Newsrooms Haven't Changed Much
By Paige Albiniak -- Broadcasting & Cable, 9/19/2004 8:00:00 PM
There are more minorities in newsrooms than there were a year ago, but it's not like you'd notice. An annual survey by the Radio-Television News Directors Association and Ball State University shows that, on average, the percentage of minority newsroom hires hasn't changed much in a decade. In 1994, minorities made up 18.0% of the TV-newsroom workforce; this year, they are 21.8%.
"Barring some significant changes, I'm not sure it's going to get any better," says Bob Papper, professor of telecommunications at Ball State University in Muncie, Ind., and director of the RTNDA/Ball State annual survey on diversity.
The survey, released this summer, found that minorities' representation in the TV-newsroom workforce grew to 21.8% in 2004 from 18.1% in 2003. Half of that growth was among African-Americans; the other half, among Hispanic-Americans, who are benefiting from the boom in Spanish-language TV in the U.S. Growth among Asian-Americans declined while the percentage of Native Americans in TV newsrooms remained flat.
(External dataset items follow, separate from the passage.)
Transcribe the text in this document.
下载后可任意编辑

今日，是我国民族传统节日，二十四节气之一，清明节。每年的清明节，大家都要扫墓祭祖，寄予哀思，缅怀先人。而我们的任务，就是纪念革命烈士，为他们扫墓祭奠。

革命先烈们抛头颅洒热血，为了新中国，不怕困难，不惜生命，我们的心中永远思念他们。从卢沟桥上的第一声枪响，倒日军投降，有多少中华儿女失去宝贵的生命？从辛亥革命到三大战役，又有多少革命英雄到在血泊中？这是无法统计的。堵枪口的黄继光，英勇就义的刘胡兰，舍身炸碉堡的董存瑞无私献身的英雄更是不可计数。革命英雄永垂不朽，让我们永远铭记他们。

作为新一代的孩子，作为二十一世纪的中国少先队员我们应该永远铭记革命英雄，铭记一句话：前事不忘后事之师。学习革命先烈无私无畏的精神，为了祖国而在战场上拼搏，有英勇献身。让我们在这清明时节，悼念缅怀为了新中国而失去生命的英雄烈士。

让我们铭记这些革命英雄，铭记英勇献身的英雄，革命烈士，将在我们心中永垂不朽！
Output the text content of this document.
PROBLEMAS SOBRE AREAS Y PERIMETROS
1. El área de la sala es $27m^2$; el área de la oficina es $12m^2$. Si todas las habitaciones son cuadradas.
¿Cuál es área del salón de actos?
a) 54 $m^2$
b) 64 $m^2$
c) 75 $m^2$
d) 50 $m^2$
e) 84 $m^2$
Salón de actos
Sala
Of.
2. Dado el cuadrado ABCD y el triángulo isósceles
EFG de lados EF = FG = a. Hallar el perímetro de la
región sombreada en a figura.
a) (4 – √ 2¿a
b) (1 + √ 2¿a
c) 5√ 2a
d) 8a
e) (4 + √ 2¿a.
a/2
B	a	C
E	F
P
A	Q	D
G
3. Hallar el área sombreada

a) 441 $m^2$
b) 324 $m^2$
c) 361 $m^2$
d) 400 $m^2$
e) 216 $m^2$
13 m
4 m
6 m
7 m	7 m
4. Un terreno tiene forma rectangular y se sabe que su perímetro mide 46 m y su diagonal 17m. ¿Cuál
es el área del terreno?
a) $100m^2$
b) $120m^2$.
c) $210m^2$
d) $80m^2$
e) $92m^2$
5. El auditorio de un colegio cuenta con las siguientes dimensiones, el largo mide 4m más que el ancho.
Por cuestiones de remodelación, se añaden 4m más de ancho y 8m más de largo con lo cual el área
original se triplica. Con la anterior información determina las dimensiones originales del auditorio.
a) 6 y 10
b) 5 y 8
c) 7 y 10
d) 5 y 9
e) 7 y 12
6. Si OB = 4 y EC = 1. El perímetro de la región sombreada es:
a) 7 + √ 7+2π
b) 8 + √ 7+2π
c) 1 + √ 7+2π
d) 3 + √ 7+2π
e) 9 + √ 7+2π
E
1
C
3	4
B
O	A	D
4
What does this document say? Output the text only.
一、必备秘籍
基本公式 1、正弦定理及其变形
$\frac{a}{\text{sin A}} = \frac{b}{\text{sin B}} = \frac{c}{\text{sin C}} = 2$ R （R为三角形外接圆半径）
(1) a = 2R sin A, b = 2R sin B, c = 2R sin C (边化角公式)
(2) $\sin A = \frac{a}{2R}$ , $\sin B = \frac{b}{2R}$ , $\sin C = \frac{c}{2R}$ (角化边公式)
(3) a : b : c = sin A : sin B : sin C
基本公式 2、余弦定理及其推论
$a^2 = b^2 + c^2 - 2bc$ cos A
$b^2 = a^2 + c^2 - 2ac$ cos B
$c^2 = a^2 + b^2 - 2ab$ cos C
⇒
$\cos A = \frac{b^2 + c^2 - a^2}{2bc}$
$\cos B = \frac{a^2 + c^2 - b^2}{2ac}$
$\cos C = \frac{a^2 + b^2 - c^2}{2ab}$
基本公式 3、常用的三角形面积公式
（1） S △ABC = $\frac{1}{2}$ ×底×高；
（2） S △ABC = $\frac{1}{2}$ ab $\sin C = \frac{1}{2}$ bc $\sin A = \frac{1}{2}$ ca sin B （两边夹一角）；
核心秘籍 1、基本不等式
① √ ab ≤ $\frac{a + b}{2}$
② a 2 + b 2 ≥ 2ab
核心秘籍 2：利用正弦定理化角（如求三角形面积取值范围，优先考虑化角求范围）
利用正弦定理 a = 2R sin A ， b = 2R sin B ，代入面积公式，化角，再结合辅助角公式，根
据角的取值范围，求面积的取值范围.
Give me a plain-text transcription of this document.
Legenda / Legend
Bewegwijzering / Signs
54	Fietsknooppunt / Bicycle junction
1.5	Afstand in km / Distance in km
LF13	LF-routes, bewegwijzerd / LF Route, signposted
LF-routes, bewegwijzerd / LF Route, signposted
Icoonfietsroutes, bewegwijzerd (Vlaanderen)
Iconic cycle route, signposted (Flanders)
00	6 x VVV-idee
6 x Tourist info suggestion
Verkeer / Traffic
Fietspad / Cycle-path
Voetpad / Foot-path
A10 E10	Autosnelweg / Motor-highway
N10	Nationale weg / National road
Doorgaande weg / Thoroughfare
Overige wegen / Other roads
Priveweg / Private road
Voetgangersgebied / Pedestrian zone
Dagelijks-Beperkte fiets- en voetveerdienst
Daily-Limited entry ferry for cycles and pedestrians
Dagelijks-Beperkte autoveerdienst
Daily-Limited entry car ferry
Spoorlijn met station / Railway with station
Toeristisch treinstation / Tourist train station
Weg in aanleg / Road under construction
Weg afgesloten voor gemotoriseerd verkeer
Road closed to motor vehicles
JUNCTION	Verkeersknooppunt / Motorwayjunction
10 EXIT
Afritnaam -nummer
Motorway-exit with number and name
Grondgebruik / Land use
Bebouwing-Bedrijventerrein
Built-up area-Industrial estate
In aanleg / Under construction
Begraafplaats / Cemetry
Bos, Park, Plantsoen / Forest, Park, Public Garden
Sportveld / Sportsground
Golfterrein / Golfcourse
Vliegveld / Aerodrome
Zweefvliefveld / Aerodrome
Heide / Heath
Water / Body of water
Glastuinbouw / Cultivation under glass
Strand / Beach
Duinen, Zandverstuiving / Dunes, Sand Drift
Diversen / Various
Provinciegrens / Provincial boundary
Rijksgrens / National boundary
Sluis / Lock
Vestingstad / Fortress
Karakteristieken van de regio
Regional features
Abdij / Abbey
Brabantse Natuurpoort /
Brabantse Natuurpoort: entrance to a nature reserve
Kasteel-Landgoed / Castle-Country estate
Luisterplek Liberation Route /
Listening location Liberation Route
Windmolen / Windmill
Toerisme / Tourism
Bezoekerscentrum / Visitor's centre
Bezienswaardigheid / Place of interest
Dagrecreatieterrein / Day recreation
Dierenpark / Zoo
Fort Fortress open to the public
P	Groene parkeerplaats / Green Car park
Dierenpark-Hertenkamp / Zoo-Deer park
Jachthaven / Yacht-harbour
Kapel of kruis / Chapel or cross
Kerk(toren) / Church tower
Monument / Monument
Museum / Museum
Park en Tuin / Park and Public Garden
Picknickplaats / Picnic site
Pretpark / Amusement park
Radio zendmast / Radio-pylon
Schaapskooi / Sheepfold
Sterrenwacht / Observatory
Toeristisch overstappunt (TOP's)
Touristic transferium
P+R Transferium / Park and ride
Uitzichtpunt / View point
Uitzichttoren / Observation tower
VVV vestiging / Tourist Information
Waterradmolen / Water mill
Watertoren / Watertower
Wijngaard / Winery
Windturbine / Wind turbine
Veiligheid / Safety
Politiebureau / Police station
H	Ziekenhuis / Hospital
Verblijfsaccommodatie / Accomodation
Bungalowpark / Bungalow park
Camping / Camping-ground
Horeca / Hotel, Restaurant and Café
While any increase is good news, Papper attributes at least some of the change to survey methodology. For this year's numbers, his team contacted news directors by mail, phone, fax and, for the first time, e-mail. News directors also could fill out an online survey, a new component. By making it easier to respond, the survey drew responses from 838 news directors, 30% more than usual. "That increased response should make the data more reliable," Papper says, "but it could also make a comparison with previous years more tenuous."
What's more, even with this year's nearly 4% increase, minority hiring at TV stations isn't growing as fast as the minority population in the U.S. Since 1990, annual population growth has been nearly 7%.
Possibly, broadcasters' efforts to recruit minority hires may have lessened because the U.S. Court of Appeals kept remanding the FCC's Equal Employment Opportunity rules back to the agency. With or without rules, TV and radio stations employ far more minorities than do newspapers, which have never faced government regulation on hiring. Minorities make up 12.5% of newspaper staffs, according to the survey.
News directors say recruiting minority hires makes good business sense. "I think we are going to be more successful if we make sure that our staff mirrors the community," says Scott Diener, executive news director of Arizona News Channel, the cable news co-venture of Cox Cable and Belo Corp.'s KTVK Phoenix. "How can you cover the community if you are not part of that community?"
To aid in its efforts covering the local population, much of which is Hispanic, KTVK has offered a minority internship through Arizona State University since 1991.